O ex-governador Reinaldo Azambuja chega à atual disputa eleitoral em uma posição que poucos políticos conseguiram alcançar em Mato Grosso do Sul: a de principal liderança da direita no Estado. Mais do que surfar na onda bolsonarista que ganhou força nos últimos anos, Azambuja construiu sua trajetória com base em mandatos, alianças e experiência administrativa. Agora, no PL, o ex-tucano amplia seu espaço e se apresenta como uma liderança capaz de reunir diferentes correntes do campo conservador.

Um dos movimentos que reforçam essa posição foi o encontro com o ex-presidente Jair Bolsonaro. Ao sentar-se com Bolsonaro, Azambuja recebeu o aval político para assumir a presidência do PL em Mato Grosso do Sul, movimento que teve peso simbólico e prático dentro da reorganização da direita no Estado. O gesto mostra que o ex-governador não apenas ingressou no campo bolsonarista, mas passou a ocupar um espaço de comando dentro dele.

A diferença está justamente aí. Enquanto muitos políticos surgiram ou ganharam projeção aproveitando a onda bolsonarista, Azambuja já possuía uma carreira consolidada antes dela. Foi prefeito de Maracaju, deputado estadual, deputado federal e governador por oito anos, acumulando experiência administrativa e uma rede política que atravessa diferentes grupos. Ao receber o referendo de Bolsonaro e assumir o comando estadual do PL, conseguiu juntar o capital político construído ao longo de décadas com a força eleitoral do bolsonarismo.

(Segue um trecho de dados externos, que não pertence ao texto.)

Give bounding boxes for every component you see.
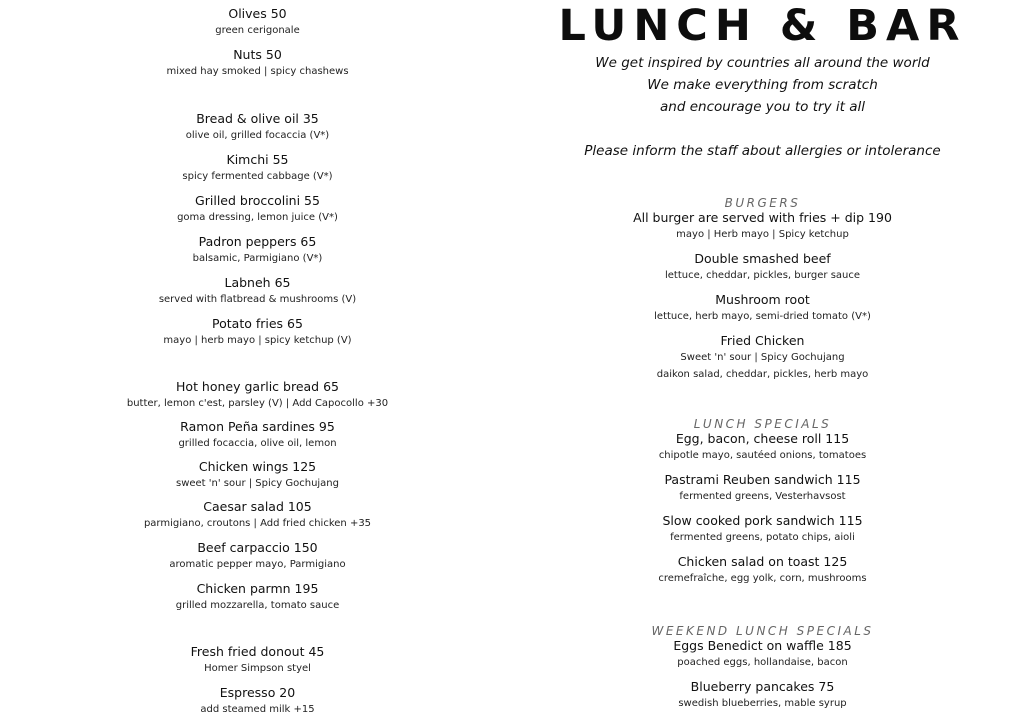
menu-item-description: olive oil, grilled focaccia (V*) (185, 130, 330, 141)
menu-item-description: grilled mozzarella, tomato sauce (175, 600, 340, 611)
menu-item-description: balsamic, Parmigiano (V*) (192, 253, 323, 264)
menu-item (535, 251, 990, 292)
menu-item-description: cremefraîche, egg yolk, corn, mushrooms (658, 573, 867, 584)
menu-item (120, 419, 395, 459)
menu-item-description: mixed hay smoked | spicy chashews (166, 66, 349, 77)
menu-item (535, 554, 990, 595)
brand-title: LUNCH & BAR (558, 1, 967, 51)
menu-item-name: Espresso 20 (219, 685, 296, 700)
menu-item-name: Chicken parmn 195 (196, 581, 319, 596)
menu-item-name: Chicken wings 125 (198, 459, 317, 474)
menu-item (120, 685, 395, 726)
menu-item (120, 234, 395, 275)
menu-item-description: lettuce, cheddar, pickles, burger sauce (664, 270, 861, 281)
menu-item (120, 152, 395, 193)
menu-item-description: green cerigonale (215, 25, 300, 36)
menu-item-description: daikon salad, cheddar, pickles, herb mayo (656, 369, 869, 380)
menu-item-description: fermented greens, potato chips, aioli (670, 532, 855, 543)
tagline (535, 52, 990, 118)
allergy-note: Please inform the staff about allergies or intolerance (584, 143, 941, 159)
menu-item-description: lettuce, herb mayo, semi-dried tomato (V*) (654, 311, 871, 322)
menu-item-name: Fresh fried donout 45 (190, 644, 325, 659)
menu-item-name: Potato fries 65 (212, 316, 303, 331)
menu-item-name: Hot honey garlic bread 65 (176, 379, 339, 394)
menu-item-description: spicy fermented cabbage (V*) (182, 171, 333, 182)
menu-item-description: butter, lemon c'est, parsley (V) | Add Capocollo +30 (126, 398, 389, 409)
menu-item-description: sweet 'n' sour | Spicy Gochujang (175, 478, 339, 489)
section-title: BURGERS (724, 196, 801, 210)
menu-item-name: Padron peppers 65 (198, 234, 317, 249)
menu-item (120, 193, 395, 234)
menu-item-name: Nuts 50 (233, 47, 282, 62)
menu-item (535, 431, 990, 472)
menu-item-name: Slow cooked pork sandwich 115 (662, 513, 863, 528)
menu-item-name: Blueberry pancakes 75 (690, 679, 835, 694)
tagline-line: We get inspired by countries all around the world (595, 55, 930, 71)
left-menu-column (120, 0, 395, 726)
menu-group-plates (120, 379, 395, 622)
menu-item-name: Double smashed beef (694, 251, 831, 266)
menu-item-name: Labneh 65 (224, 275, 291, 290)
menu-item-description: Homer Simpson styel (204, 663, 311, 674)
menu-item (535, 472, 990, 513)
menu-item (120, 379, 395, 419)
menu-item-description: served with flatbread & mushrooms (V) (158, 294, 357, 305)
menu-item (535, 292, 990, 333)
menu-item-description: goma dressing, lemon juice (V*) (177, 212, 338, 223)
section-title: WEEKEND LUNCH SPECIALS (651, 624, 874, 638)
menu-item-name: Eggs Benedict on waffle 185 (673, 638, 852, 653)
menu-group-small-plates (120, 111, 395, 357)
menu-item-name: Egg, bacon, cheese roll 115 (675, 431, 850, 446)
menu-item-name: Olives 50 (228, 6, 287, 21)
menu-item-description: add steamed milk +15 (200, 704, 315, 715)
menu-item (535, 513, 990, 554)
tagline-line: and encourage you to try it all (660, 99, 865, 115)
menu-item-description: aromatic pepper mayo, Parmigiano (169, 559, 346, 570)
menu-item (120, 459, 395, 499)
menu-item-description: grilled focaccia, olive oil, lemon (178, 438, 337, 449)
menu-item-description: mayo | herb mayo | spicy ketchup (V) (163, 335, 352, 346)
menu-item (120, 499, 395, 540)
menu-item (535, 333, 990, 381)
menu-item-name: Ramon Peña sardines 95 (180, 419, 335, 434)
menu-item (120, 540, 395, 581)
menu-item-description: mayo | Herb mayo | Spicy ketchup (676, 229, 849, 240)
section-title: LUNCH SPECIALS (693, 417, 832, 431)
menu-group-snacks (120, 0, 395, 88)
menu-item-description: fermented greens, Vesterhavsost (679, 491, 846, 502)
menu-item-name: Grilled broccolini 55 (195, 193, 320, 208)
menu-item-name: Beef carpaccio 150 (197, 540, 318, 555)
section-lunch-specials (535, 417, 990, 595)
menu-item (120, 644, 395, 685)
section-burgers (535, 196, 990, 381)
menu-item (120, 275, 395, 316)
menu-item (120, 111, 395, 152)
menu-item-name: Kimchi 55 (226, 152, 289, 167)
menu-item (120, 316, 395, 357)
menu-item-description: poached eggs, hollandaise, bacon (677, 657, 848, 668)
menu-item-name: Fried Chicken (720, 333, 805, 348)
right-menu-column (535, 0, 990, 720)
menu-item-description: chipotle mayo, sautéed onions, tomatoes (658, 450, 867, 461)
menu-item-name: All burger are served with fries + dip 190 (633, 210, 892, 225)
menu-group-desserts (120, 644, 395, 726)
menu-item-description: Sweet 'n' sour | Spicy Gochujang (680, 352, 845, 363)
menu-item-name: Pastrami Reuben sandwich 115 (664, 472, 861, 487)
menu-item (120, 581, 395, 622)
menu-item-description: swedish blueberries, mable syrup (678, 698, 847, 709)
menu-item-name: Bread & olive oil 35 (196, 111, 319, 126)
menu-item-description: parmigiano, croutons | Add fried chicken +35 (143, 518, 372, 529)
menu-item (120, 47, 395, 88)
menu-item (535, 638, 990, 679)
menu-item (535, 679, 990, 720)
section-weekend-lunch-specials (535, 624, 990, 720)
tagline-line: We make everything from scratch (647, 77, 878, 93)
menu-item (120, 6, 395, 47)
menu-item-name: Mushroom root (715, 292, 810, 307)
menu-item-name: Caesar salad 105 (203, 499, 312, 514)
menu-item-name: Chicken salad on toast 125 (677, 554, 848, 569)
menu-item (535, 210, 990, 251)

O movimento acaba desbancando boa parte daqueles que chegaram à política embalados exclusivamente pela onda Bolsonaro. Azambuja passa a reunir experiência, estrutura partidária, mandato político acumulado e o respaldo do principal nome da direita brasileira. Em Mato Grosso do Sul, o cenário indica que a direita começa a ter um novo centro de gravidade: não mais apenas quem surfou a onda, mas quem conseguiu transformar essa onda em liderança política própria.